White was the highest Santa Clara draft pick since Randy Winn in 1995, who went in the third round to the Marlins.
White was the West Coast Conference’s regular season strikeout champion in 2016—he fanned 118 batters in his final season as a Bronco. That mark was the most by a Santa Clara pitcher since 1996 and tied for seventh during the NCAA regular season. He made 15 starts, pitched 92 innings and had a 3.72 ERA en route to All-WCC Honorable Mention honors.
In his first year as a professional, White traversed three levels of the farm, having thrown in the AZL League, the Midwest League and the Cal League. Over that span, he made 11 appearances and threw 22 full innings, allowing just seven hits and no earned runs while striking out a whopping 30 batters.
In 2017, he seemingly picked up right where he left off the previous season. Not long after earning Cal League Pitcher of the Week honors at Rancho late in the spring, he was jettisoned to Double-A Tulsa where he made seven more starts, throwing to the tune of a 2.57 ERA.
However, 2018 saw White fall off the map as far as perennial Top 5 prospects go. A broken toe on his left foot, a back ailment, and several other minor injuries took their toll on the youngster, as he he finished the season with a 6-7 record and a 4.53 ERA alongside a 1.41 WHIP over 22 starts—all of which he made at Tulsa.
Between Tulsa and Triple-A Oklahoma City in 2019, he went 4-6 with a 5.09 ERA and a 1.30 WHIP over 23 appearances and 92-2/3 innings. He still struck out 105 batters, which could be one of the factors that led the Dodgers to add him to the 40-man.
“He’s throwing a lot of strikes and he’s missing a lot of bats,” Dodgers director of player development Will Rhymes said of White last spring. “The fastball velocity has recovered and is even a tick above where it was a couple years ago . . . I think he has a 25 percent miss rate (with his fastball), which is the highest it’s been. And he’s in the zone more frequently with it. I think with the fastball and his ability to command it in the zone—the pitch has a lot of life to it—he’s getting swings and misses on it, and that sets up all the secondary pitches that he has.”
Currently, White is rated as the organization’s 11th-best prospect by MLB Pipeline.
According to MLB Pipeline‘s scouting report, White “features a 93-97 MPH fastball with natural run and sink, an overpowering slider that climbs into the upper 80s with late bite and a hammer curveball. He spent the early part of 2018 working in the low 90s and with more ordinary sliders and curves, though his stuff picked back up later in the season. He also can morph his slider into a harder and equally nasty cutter and is working to refine a changeup to counteract left-handers.”
At this stage, he’s projected to be a mid-rotation starter somewhere in the league. He has thrown in relief at different points of his career, so a bullpen role sometime down the road isn’t necessarily out of the question.

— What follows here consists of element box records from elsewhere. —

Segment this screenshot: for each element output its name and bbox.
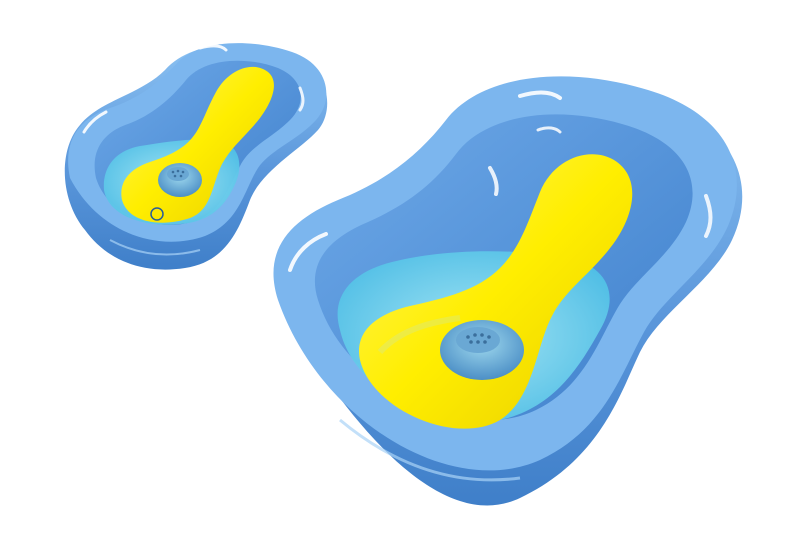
large-tub-seat <box>359 154 633 429</box>
large-bathtub <box>273 76 743 506</box>
small-tub-logo <box>150 207 164 221</box>
small-bathtub <box>64 43 328 270</box>
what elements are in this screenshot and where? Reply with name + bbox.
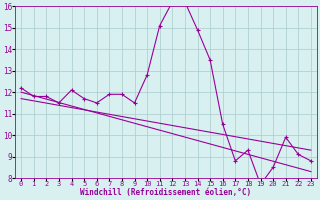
X-axis label: Windchill (Refroidissement éolien,°C): Windchill (Refroidissement éolien,°C) — [80, 188, 252, 197]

Despite their limited number of true starting pitchers, the Dodgers have plenty of available swingmen—Gonsolin, Ross Stripling, Caleb Ferguson, Dennis Santana—to provide more than enough spot starts if needed. Yet, because of all the unusual circumstances this year, many other players who are part of the pool could see limited opportunities.
Due to his versatility, his vast repertoire, and his ability to throw hard, it would not be surprising at all if White makes his MLB debut at some point this year, especially when considering the short length of training camp and how long it normally takes to stretch out a pitcher’s arm.
Again, if there is indeed a 2020 season.